1.8" Quartz, Atacamite & Chrysocolla Association - Peru

This colorful specimen consists of an association of vivid green atacamite crystals and sky-blue chrysocolla, both of which are covered in a layer of quartz crystals. It was collected from the Lily Mine in Pisco Umay, Peru and is 1.8" wide.

Chrysocolla is a basic copper silicate that typically forms as a pseudomorph following other copper based minerals. The chemical formula is considered undetermined due to the varying substitutions of elements and water content in its chemical structure. However, there is a form of chrysocolla with an identifiable chemical formula of Cu2H2Si2O5(OH)4, that can be found in microcrystals.

Regularly, chrysocolla will form as botryoidal lumps and spheres, rarely forming visible crystals. It's also been known to form in both solid and fibrous veins, over fibrous minerals and in crusts. Known for its sharp and vibrant coloring, chrysocolla can display a wide variety of colors such as blueish-green, bright green, light blue to even sometimes multicolored specimens, depending on the atmosphere present during formation.

Atacamite is a secondary copper mineral that's formed from the oxidation of copper minerals. It has the chemical formula Cu₂Cl(OH)₃ and forms as slender prismatic crystals, fibrous crystals and as granular to compact aggregations. Atacamite was first described by D. de Fallizen after specimens found in the Atacama Desert of Chile in 1801.
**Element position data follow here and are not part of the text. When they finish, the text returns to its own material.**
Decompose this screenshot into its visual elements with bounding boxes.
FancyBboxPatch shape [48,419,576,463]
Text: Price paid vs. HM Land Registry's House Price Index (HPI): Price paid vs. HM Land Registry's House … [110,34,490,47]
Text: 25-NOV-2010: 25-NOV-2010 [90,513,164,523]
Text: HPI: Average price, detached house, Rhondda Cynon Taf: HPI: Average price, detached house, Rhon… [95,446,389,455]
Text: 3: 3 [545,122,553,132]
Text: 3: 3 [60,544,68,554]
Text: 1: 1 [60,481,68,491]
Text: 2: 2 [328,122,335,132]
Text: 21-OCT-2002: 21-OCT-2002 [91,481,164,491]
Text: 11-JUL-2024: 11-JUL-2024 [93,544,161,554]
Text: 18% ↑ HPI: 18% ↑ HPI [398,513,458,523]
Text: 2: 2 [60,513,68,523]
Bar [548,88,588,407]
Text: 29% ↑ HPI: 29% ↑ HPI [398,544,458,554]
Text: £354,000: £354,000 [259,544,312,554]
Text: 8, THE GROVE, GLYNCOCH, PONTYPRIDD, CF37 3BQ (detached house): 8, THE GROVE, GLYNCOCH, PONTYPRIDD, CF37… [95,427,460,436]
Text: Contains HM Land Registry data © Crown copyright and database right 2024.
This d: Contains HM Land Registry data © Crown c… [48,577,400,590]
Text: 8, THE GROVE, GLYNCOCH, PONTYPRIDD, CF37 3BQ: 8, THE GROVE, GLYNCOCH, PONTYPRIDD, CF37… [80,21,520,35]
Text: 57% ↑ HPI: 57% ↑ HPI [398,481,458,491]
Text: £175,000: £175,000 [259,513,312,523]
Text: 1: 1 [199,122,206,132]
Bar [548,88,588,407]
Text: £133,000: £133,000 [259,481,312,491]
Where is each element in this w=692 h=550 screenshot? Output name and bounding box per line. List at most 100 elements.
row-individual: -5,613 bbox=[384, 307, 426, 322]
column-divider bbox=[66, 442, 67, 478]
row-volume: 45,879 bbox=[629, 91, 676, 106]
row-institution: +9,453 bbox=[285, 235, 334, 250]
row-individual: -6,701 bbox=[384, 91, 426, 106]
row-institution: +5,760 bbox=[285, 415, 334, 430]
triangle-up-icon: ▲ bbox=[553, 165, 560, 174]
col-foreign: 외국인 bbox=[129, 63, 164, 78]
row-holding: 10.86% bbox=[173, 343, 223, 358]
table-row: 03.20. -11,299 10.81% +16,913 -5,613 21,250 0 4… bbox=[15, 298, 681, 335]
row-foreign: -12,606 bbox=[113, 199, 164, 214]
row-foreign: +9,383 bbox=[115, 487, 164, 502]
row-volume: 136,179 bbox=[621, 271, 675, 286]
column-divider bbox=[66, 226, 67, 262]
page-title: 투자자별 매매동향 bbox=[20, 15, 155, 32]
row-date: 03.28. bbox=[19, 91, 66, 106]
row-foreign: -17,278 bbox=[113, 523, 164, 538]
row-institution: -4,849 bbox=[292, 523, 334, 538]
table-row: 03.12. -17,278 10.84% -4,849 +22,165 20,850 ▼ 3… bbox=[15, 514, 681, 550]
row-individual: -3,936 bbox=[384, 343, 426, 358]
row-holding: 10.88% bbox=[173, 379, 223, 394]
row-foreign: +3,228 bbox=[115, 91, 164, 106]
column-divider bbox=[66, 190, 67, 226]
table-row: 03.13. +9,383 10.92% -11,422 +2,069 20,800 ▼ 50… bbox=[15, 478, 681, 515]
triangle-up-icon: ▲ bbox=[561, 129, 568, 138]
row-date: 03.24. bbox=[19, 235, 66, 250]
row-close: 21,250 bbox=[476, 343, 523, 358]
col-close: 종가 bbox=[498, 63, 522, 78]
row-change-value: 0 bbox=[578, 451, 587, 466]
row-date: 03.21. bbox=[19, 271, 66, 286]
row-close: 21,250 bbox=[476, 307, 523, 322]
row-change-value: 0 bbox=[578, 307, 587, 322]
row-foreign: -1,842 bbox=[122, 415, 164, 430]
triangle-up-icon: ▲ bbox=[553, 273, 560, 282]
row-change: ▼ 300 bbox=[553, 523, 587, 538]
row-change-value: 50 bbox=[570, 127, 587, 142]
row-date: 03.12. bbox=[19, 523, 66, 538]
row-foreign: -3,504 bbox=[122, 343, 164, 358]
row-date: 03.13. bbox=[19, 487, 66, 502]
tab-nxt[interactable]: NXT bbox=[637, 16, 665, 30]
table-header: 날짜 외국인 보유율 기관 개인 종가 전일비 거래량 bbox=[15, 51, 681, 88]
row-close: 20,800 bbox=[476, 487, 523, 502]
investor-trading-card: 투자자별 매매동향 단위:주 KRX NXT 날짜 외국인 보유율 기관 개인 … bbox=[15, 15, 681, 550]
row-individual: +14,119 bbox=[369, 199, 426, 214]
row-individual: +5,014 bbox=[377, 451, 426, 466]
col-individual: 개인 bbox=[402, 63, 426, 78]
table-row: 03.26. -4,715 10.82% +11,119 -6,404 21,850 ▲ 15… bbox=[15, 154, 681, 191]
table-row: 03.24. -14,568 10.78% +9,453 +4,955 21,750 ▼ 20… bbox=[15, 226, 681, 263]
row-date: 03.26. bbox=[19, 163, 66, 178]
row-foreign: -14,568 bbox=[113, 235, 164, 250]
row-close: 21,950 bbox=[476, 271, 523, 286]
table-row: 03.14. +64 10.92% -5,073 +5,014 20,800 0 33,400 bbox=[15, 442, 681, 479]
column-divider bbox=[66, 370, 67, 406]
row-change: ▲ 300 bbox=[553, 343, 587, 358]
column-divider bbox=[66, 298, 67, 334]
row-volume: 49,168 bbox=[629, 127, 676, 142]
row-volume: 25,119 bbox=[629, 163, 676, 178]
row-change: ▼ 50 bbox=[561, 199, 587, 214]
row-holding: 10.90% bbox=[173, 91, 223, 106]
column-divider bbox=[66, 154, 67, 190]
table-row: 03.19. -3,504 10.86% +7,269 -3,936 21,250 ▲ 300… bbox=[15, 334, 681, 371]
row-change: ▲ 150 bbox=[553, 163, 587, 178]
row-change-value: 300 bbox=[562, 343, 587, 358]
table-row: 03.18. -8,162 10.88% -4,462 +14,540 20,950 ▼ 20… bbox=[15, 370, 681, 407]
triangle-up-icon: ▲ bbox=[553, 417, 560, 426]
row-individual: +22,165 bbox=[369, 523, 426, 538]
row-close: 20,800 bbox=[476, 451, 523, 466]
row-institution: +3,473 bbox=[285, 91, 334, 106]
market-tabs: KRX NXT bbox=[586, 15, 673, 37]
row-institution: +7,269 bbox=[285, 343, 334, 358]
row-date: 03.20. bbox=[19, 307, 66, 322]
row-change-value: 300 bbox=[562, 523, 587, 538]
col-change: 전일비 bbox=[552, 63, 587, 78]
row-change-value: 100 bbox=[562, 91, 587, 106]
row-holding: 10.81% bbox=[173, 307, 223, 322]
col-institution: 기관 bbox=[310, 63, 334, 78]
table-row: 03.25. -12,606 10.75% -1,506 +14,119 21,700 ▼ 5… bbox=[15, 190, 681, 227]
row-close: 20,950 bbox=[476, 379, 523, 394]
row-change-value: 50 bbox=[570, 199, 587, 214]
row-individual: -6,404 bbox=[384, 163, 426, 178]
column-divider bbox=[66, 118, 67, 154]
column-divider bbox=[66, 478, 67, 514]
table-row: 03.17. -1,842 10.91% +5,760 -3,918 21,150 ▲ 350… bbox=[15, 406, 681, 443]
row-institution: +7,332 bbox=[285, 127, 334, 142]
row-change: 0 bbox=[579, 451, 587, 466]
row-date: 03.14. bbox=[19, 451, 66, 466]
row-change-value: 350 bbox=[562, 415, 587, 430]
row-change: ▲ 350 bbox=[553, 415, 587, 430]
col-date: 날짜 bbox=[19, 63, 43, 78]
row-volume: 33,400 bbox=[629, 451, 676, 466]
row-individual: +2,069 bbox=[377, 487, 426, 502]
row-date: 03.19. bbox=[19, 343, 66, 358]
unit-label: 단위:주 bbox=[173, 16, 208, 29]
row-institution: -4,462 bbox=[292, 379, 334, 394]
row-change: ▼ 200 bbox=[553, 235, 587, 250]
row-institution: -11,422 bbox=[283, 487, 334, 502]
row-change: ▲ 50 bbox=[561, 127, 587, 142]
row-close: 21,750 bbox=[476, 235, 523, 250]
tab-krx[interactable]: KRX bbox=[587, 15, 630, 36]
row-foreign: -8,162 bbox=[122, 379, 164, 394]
Silicon Dioxide, also know as SiO2 or Quartz, is the second most abundant mineral in the Earth's crust. Quartz crystals generally grow in silica-rich, hot watery solutions called hydrothermal environments, at temperatures between 100°C and 450°C, and usually under very high pressure. Quartz veins are formed when open fissures are filled with hot water during the closing stages of mountains forming, and can be hundreds of millions of years old.